The entire idea of embracing my own voice completely changed my relationship with tarot readings, shaping my own path for my own spirituality has opened up so much more to me in ways that I am so grateful for. I used to hesitate in saying I was a witch because I "didn't practice witchcraft"- but that wasn't even true; for the last twenty years, I have been practicing witchcraft, there just weren't any wands or herbs or magical moon water. It was the chants I had to do in order to overcome my chronic panic attacks, it was the way I saw and valued my connections to others, it was in the way I would hold my breath and take a step into something new and terrifying, if only to follow my heart and curiosity.


See, "Being" is much more powerful than simply saying it, Being is Living that truth. I wouldn't "be" a witch if I didn't want to, I wouldn't "be" an artist or a musician if I didn't want to. The choices we make to pursue these paths fuel this "being"- so why not put your name on it? Who cares if the entire world says your Elder Runes should be carved into stones, bones, or wood- if you want those pink, sparkly ass runes, Get It! Girl, who is monitoring how many times a year you actually pay attention to the moon cycles? What Witch Organization is coming to visit at random times to ensure your altar isn't a Catch All- or if you even have one? These spell books and introduction to Craft is all guidelines and ideas- inspiration to spark your own unique traits and goals for your spiritual path! The extent of my Craft at the moment is saying "Thank you" at anything listening at any given moment in the day, and some days, it's just having a moment for myself and taking a deep breath to remind myself where and who I am (still figuring it out- details to come).


It can be so overwhelming to try and fit to "The Standards of Witch Craft" (and other aspects of our lives), and sometimes, it can even be exciting! I have enthusiastically chomped at books of Rituals and Blessings for different times of the year, and don't even get me started on how much I desperately want to celebrate Pagan Holidays! But after I stopped taking myself so seriously, and started to be honest with what I was capable of doing, I really started to appreciate what I DO achieve. Instead of feeling like I've wasted another "holiday season" or failed to "do something meaningful" for a certain amount of days, I was happy to enact my own ways of doing what I wanted to do.

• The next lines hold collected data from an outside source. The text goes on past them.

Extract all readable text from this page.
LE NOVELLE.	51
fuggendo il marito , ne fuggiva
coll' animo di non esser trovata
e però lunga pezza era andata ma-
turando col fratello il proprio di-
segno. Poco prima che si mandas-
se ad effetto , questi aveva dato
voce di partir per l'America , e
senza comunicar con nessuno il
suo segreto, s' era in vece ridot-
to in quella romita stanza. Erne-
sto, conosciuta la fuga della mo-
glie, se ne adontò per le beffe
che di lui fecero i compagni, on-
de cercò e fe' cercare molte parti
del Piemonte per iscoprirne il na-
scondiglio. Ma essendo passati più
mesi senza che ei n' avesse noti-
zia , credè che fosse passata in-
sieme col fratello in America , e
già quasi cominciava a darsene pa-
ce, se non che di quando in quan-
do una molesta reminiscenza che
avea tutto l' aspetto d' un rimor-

And Good God, I no longer lie to myself and attempt to do anything that requires a routine for a certain amount of days (this includes tracking anything from food, to dreams, to moods- but excludes blogging for now, I guess), because that only leads to my self-created disappointment, and I'd much rather not do that to myself at all. Now days, if I can catch a New Moon, I'll take note of what I'm manifesting. If I am a few days late on my monthly tarot journal, I do it anyway, with as much enthusiasm as I have for any time before when I've remembered to do it before the new month. If I happen to see a candle nearby while doing a reading, I'll light it. It's okay, I'm still taking strides in this journey of mine, and because it's mine, I get to make the rules. And that means I also get to break them!